Le Conseil considère d’une part que, dans le présent cas, votre choix rédactionnel de ne pas publier la lettre du plaignant pour le motif que, selon vous, elle contenait des attaques personnelles à l’endroit de l’auteur de la critique en question était justifiable en raison de votre prérogative d’éditeur.
Cependant, le Conseil estime que, malgré la latitude dont jouit un éditeur en pareille matière, ses jugements d’appréciation des lettres des lecteurs doivent demeurer conformes à sa responsabilité d’informateur public soucieux de renseigner adéquatement ses lecteurs tout en favorisant l’expression du plus grand nombre de points de vue possible.
Or, le Conseil est d’avis que la lettre du plaignant est exempte des attaques personnelles que vous avez invoquées comme raison pour ne pas la publier et que sa publication aurait mieux répondu aux exigences du droit du public à l’information.
Les considérations suivantes ont retenu l’attention du Conseil quant au second aspect de la plainte de M. Cloutier dans lequel il mettait en doute la compétence professionnelle et la qualité du travail de M. Lemieux.
Le genre journalistique que constitue la critique, tout comme la chronique qui tient davantage de l’éditorial et du commentaire que de l’information stricte, laisse à son auteur une grande discrétion dans l’expression de ses prises de position et de ses points de vue.

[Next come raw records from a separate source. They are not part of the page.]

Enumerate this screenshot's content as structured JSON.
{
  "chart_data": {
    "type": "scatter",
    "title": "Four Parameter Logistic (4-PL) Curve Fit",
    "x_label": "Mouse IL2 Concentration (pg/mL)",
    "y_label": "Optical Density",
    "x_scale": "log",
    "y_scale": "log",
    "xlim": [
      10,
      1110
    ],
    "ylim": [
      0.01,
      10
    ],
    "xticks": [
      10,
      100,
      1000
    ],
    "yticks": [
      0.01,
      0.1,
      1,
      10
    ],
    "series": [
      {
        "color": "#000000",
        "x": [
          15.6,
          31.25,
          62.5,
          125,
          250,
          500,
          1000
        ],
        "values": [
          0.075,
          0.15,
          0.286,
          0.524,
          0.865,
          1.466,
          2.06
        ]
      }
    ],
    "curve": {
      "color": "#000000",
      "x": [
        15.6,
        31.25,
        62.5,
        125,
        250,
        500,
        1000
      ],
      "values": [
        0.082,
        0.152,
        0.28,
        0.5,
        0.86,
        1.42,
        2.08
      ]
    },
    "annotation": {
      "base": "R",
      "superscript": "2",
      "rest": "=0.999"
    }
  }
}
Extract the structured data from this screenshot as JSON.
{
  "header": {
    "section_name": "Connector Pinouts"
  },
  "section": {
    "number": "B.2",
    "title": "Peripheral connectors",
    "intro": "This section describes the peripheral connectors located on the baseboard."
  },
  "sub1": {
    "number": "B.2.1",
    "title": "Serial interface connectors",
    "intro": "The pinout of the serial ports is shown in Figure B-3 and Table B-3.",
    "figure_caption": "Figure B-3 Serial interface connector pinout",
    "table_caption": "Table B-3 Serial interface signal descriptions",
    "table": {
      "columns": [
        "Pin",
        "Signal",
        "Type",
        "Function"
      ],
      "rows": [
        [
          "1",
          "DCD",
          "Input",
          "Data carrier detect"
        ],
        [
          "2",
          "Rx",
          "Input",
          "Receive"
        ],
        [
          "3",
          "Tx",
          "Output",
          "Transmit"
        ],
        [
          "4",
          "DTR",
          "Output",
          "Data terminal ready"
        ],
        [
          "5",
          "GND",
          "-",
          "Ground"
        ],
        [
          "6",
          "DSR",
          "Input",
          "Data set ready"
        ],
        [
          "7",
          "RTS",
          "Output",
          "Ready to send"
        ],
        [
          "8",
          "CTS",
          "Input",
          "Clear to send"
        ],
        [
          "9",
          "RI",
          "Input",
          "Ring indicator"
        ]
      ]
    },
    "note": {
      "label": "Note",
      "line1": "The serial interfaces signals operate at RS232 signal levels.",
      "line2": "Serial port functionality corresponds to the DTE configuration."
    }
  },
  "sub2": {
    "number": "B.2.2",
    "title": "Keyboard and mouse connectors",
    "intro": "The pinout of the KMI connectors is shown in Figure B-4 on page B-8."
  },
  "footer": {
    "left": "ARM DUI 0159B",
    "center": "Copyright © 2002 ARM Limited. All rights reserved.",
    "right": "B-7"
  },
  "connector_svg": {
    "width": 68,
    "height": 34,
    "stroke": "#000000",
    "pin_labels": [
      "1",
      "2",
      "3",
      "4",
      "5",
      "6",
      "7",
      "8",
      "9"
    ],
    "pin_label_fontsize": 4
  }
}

On ne saurait en effet exiger de ceux qui exercent les fonctions de critique, de chroniqueur ou d’éditorialiste qu’ils véhiculent dans leurs écrits des messages qui épousent intégralement l’image et le sens que veulent donner à leurs actions des individus ou des groupes, sans compromettre la liberté d’expression, la liberté d’opinion et partant la liberté de la presse et le droit du public à l’information.
Ceci dit, et d’autre part, quiconque a le droit strict de s’attendre à ce que la presse ne présente pas de lui une image déformée. De même les professionnels de l’information ne peuvent-ils, même par le truchement des genres journalistiques énumérés, renoncer aux exigences de rigueur et d’exactitude que leur impartissent leur fonction et leur responsabilité d’informateur public.
Or, malgré les inexactitudes telles l’absence de certaines personnes qui, effectivement, auraient été présentes à la nuit de la poésie, inexactitudes qui méritent, il est sûr, à l’auteur de la chronique le blâme d’avoir manqué de rigueur sur ce point, il n’est apparu au Conseil que ce seul manque ait faussé le sens de la critique du journaliste au point de transmettre au public une perception trompeuse ou mensongère de la nuit de la poésie.
Puisqu’il s’agit en effet d’un article de critique et non d’une article d’information stricte, il va de soi que les commentaires qu’on y retrouve reflètent les perceptions et les sentiments de l’auteur, lesquels sont matière d’opinion et relèvent de l’exercice normal de sa liberté d’expression.